Brutzman, Donald P., A Virtual World for an Autonomous Underwater Vehicle, Ph.D. Dissertation, Naval Postgraduate School, Monterey California, December 1994. Also available: software reference.
Abstract. A critical bottleneck exists in Autonomous Underwater Vehicle (AUV) design and development. It is tremendously difficult to observe, communicate with and test underwater robots, because they operate in a remote and hazardous environment where physical dynamics and sensing modalities are counterintuitive.
An underwater virtual world can comprehensively model all salient functional characteristics of the real world in real time.

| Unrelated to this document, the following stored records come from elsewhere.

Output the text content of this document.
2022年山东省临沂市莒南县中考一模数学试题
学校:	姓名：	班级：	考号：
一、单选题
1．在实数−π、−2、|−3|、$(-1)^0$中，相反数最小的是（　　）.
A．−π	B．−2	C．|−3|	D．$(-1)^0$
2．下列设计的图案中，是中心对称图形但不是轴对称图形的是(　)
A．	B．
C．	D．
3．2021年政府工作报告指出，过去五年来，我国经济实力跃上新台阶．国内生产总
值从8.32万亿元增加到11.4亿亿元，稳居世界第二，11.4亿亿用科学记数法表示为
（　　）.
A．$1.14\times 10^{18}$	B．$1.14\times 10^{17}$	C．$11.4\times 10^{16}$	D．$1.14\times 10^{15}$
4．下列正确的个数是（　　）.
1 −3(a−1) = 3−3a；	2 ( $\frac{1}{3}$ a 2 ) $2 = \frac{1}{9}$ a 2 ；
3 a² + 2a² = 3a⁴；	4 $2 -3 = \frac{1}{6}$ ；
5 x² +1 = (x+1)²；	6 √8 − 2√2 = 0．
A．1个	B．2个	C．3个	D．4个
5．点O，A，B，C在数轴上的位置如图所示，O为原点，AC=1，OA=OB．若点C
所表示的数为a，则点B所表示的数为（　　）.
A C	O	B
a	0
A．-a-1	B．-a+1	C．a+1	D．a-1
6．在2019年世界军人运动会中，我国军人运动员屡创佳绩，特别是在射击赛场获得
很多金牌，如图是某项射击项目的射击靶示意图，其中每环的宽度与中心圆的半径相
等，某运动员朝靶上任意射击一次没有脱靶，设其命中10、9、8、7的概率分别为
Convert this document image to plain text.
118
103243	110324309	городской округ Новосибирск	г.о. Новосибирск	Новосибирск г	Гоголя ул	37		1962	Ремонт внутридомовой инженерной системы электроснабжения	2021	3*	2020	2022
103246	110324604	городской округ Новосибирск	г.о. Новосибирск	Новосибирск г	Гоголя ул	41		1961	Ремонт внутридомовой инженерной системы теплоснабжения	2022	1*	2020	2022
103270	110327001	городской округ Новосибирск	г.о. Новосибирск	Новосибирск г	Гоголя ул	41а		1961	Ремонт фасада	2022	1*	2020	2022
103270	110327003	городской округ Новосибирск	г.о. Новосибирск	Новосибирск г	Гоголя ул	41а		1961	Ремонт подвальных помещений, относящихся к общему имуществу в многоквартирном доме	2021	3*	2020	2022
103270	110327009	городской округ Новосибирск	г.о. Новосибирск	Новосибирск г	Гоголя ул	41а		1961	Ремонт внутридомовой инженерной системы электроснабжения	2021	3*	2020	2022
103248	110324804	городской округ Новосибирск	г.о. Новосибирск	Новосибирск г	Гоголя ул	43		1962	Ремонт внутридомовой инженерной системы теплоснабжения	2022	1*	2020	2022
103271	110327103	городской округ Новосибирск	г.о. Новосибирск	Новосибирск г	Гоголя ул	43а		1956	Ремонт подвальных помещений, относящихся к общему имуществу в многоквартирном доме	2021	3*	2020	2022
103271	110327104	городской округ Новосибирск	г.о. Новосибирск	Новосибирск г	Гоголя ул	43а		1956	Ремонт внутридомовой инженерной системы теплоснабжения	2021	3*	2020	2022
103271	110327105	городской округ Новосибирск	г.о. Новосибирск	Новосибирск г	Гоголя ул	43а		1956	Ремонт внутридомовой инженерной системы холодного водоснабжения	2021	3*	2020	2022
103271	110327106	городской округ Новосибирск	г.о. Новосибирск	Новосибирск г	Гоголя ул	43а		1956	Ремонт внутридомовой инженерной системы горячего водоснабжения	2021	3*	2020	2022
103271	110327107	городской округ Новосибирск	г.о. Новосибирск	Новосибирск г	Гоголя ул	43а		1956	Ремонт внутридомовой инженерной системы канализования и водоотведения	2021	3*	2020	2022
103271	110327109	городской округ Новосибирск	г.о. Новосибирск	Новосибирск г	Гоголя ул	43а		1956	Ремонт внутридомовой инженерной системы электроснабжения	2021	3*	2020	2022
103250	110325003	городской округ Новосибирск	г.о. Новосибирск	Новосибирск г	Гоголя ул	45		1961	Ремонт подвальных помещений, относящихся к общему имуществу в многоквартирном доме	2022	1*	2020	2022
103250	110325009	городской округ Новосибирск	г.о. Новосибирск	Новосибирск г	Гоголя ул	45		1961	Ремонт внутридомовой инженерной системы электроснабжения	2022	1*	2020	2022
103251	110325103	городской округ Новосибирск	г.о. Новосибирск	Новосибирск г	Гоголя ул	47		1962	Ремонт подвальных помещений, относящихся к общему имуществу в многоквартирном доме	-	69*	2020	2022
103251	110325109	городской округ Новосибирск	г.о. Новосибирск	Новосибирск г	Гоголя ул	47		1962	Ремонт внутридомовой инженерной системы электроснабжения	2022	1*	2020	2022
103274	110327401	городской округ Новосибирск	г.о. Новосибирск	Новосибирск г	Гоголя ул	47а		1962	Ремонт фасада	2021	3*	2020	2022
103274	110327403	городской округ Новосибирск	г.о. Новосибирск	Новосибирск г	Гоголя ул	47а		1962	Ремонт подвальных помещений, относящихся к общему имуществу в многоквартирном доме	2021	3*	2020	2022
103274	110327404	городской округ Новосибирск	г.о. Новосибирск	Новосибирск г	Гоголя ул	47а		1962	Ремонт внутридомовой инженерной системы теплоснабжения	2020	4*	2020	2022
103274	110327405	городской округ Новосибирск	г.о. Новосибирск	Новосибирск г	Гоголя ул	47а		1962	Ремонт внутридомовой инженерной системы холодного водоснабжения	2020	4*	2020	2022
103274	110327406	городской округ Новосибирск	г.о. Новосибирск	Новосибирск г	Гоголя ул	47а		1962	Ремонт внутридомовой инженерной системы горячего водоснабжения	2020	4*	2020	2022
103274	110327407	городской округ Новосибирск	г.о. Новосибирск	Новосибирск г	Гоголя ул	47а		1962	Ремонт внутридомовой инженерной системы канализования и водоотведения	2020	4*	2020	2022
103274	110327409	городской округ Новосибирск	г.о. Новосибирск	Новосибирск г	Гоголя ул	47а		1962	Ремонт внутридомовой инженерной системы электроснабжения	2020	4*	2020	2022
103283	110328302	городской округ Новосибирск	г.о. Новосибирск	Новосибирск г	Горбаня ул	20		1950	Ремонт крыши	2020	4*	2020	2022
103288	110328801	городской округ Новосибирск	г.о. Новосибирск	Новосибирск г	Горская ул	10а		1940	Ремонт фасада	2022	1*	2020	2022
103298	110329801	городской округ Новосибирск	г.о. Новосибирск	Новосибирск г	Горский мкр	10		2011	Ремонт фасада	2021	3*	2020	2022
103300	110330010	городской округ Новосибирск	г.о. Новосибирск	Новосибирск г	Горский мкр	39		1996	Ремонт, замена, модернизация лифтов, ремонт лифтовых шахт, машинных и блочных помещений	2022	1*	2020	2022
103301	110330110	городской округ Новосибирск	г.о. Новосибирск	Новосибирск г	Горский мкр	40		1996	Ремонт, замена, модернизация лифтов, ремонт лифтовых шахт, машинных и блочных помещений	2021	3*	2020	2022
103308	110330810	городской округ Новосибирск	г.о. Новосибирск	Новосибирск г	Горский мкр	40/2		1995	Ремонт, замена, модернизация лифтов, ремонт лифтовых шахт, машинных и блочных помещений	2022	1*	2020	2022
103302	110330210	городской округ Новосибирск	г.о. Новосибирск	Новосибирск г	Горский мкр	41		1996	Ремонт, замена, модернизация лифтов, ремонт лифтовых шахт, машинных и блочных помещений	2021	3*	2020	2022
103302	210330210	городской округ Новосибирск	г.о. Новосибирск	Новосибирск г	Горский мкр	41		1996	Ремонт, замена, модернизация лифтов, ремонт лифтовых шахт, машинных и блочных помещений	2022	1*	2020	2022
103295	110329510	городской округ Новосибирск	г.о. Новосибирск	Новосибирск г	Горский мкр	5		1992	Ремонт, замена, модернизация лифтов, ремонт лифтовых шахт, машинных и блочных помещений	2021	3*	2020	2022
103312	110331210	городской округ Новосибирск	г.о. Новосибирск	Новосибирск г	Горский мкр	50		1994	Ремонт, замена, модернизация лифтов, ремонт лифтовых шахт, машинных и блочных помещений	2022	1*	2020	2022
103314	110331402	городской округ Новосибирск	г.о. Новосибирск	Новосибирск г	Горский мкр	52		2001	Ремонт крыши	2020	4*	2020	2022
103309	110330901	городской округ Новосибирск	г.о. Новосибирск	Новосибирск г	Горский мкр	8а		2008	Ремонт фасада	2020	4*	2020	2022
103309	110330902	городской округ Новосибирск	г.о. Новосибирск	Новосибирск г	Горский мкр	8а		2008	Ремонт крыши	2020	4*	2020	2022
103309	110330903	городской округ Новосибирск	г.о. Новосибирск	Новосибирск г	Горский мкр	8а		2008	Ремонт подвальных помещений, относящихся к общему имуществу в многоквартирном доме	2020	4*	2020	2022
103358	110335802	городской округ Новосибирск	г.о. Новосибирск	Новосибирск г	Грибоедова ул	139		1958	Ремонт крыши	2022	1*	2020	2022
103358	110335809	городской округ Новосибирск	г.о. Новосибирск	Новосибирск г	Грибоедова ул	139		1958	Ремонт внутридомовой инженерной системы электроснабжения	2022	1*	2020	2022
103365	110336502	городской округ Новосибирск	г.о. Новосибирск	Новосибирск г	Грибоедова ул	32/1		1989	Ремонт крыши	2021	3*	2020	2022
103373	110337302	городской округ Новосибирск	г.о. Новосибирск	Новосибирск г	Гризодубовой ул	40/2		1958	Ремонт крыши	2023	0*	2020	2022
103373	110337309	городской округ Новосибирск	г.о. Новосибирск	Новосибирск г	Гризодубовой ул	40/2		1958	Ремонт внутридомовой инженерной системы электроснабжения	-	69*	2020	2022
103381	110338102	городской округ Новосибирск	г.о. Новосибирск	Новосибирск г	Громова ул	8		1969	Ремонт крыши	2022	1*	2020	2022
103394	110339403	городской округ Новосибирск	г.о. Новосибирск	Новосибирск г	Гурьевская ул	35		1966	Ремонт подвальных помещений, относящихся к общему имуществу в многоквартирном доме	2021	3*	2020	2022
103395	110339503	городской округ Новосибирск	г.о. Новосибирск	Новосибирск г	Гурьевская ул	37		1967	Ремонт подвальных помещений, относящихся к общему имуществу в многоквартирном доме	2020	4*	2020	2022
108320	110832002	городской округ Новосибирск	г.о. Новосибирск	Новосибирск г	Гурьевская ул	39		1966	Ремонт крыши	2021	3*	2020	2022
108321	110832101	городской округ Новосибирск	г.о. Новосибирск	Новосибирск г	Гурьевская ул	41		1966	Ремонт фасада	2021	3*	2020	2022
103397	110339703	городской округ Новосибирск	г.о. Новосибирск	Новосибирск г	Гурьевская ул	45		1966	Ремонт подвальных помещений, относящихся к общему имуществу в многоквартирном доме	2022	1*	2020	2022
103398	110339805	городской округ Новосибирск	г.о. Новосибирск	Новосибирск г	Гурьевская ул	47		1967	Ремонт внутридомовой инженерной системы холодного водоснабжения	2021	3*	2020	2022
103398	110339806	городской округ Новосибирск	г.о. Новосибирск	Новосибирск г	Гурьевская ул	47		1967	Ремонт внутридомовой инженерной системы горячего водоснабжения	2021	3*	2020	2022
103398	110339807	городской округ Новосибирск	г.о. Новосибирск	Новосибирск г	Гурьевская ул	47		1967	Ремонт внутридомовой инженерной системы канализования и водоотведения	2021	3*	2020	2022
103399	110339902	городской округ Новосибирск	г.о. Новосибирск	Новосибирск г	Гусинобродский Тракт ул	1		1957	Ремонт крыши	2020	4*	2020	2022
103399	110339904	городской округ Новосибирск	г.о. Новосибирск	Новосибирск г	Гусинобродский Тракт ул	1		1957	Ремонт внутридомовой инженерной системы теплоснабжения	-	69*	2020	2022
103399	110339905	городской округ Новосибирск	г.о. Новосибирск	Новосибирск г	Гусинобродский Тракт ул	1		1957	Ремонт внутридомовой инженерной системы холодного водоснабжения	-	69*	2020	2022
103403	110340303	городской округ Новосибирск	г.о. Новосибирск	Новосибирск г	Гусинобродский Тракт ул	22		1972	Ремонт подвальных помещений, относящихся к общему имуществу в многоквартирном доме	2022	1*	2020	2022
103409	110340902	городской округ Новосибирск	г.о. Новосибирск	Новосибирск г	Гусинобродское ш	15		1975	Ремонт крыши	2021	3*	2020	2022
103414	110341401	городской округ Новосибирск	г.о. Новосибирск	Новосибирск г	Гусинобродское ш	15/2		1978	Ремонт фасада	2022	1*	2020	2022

This virtual world is designed from the perspective of the robot, enabling realistic AUV evaluation and testing in the laboratory. Three-dimensional real-time computer graphics are our window into that virtual world.
Visualization of robot interactions within a virtual world permits sophisticated analyses of robot performance that are otherwise unavailable. Sonar visualization permits researchers to accurately "look over the robot's shoulder" or even "see through the robot's eyes" to intuitively understand sensor-environment interactions. Extending the theoretical derivation of a set of six-degree-of-freedom hydrodynamics equations has provided a fully general physics-based model capable of producing highly non-linear yet experimentally verifiable response in real time.
Distribution of underwater virtual world components enables scalability and real-time response. The IEEE Distributed Interactive Simulation (DIS) protocol is used for compatible live interaction with other virtual worlds. Network connections allow remote access, demonstrated via Multicast Backbone (MBone) audio and video collaboration with researchers at remote locations. Integrating the World-Wide Web allows rapid access to resources distributed across the Internet.